A few weeks later, after the book was published, Guillen visited New York, warmly praising Hughes for his “una edicion esplendida.” Guillen’s regard for the book was shared by practically everyone, except the communist newspaper, the Daily Worker. It was deemed an inadequate translation, and there was a complaint about the meager number of copies.

By the 1960s, in the wake of the McCarthy period and the Bay of Pigs fiasco, Hughes began to distance himself even further from politics. Even when his old friend Guillen asked him to speak out against the anti-Castro nostrums, he refused to respond. Much of his inaction came from a wrong conclusion that fellow writers associated with the Fair Play for Cuba Committee, including LeRoi Jones, had lost their jobs.

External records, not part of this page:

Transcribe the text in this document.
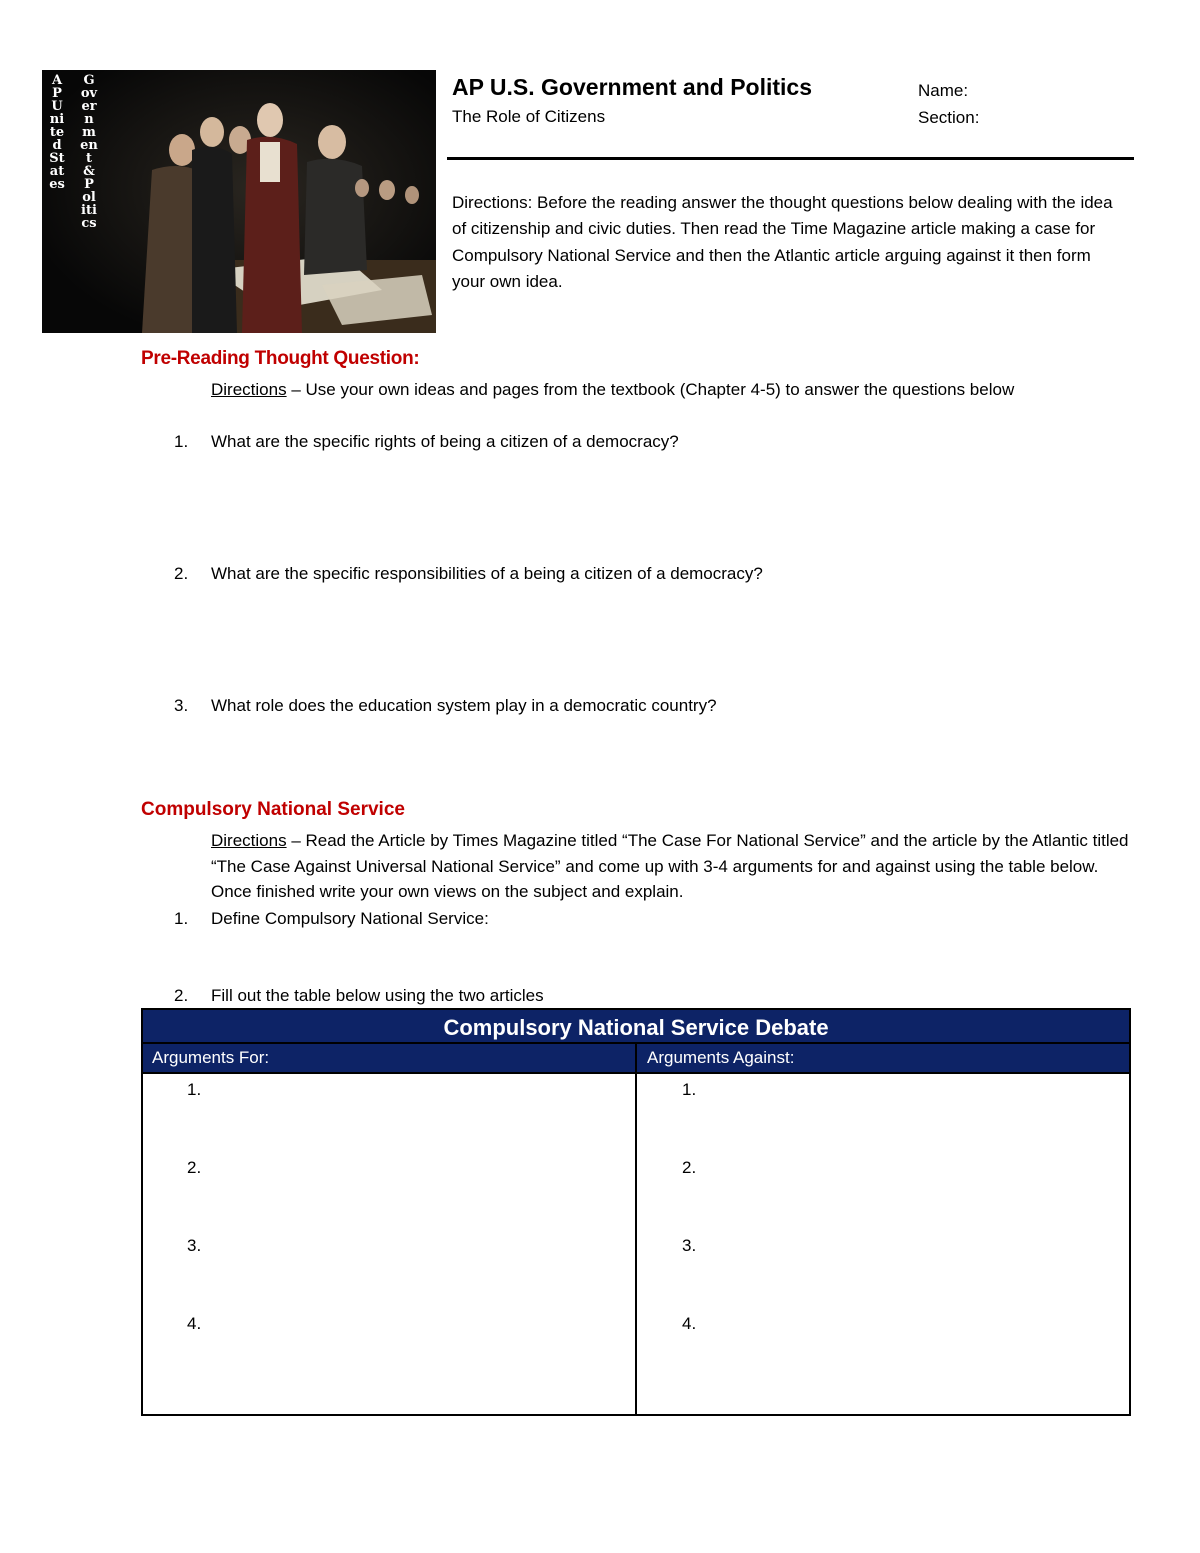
AP United States
Government & Politics
AP U.S. Government and Politics
The Role of Citizens
Name:
Section:
Directions: Before the reading answer the thought questions below dealing with the idea of citizenship and civic duties. Then read the Time Magazine article making a case for Compulsory National Service and then the Atlantic article arguing against it then form your own idea.
Pre-Reading Thought Question:
Directions – Use your own ideas and pages from the textbook (Chapter 4-5) to answer the questions below
1. What are the specific rights of being a citizen of a democracy?
2. What are the specific responsibilities of a being a citizen of a democracy?
3. What role does the education system play in a democratic country?
Compulsory National Service
Directions – Read the Article by Times Magazine titled “The Case For National Service” and the article by the Atlantic titled “The Case Against Universal National Service” and come up with 3-4 arguments for and against using the table below. Once finished write your own views on the subject and explain.
1. Define Compulsory National Service:
2. Fill out the table below using the two articles
Compulsory National Service Debate
Arguments For:	Arguments Against:
1.
2.
3.
4.
1.
2.
3.
4.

Perhaps the last vestiges of his militancy vanished when he, along with other Black Americans, was applauded for resisting the blandishments of the Cubans.

It would take years before Hughes even mentioned Cuba in his poems, and that occurred in “Good Morning,” which had no attachment to communism or Stalingrad as in the past.

Hughes’ radicalism was in the rearview mirror, but that didn’t keep him from lending his resolve to the fight against Jim Crow and racial discrimination.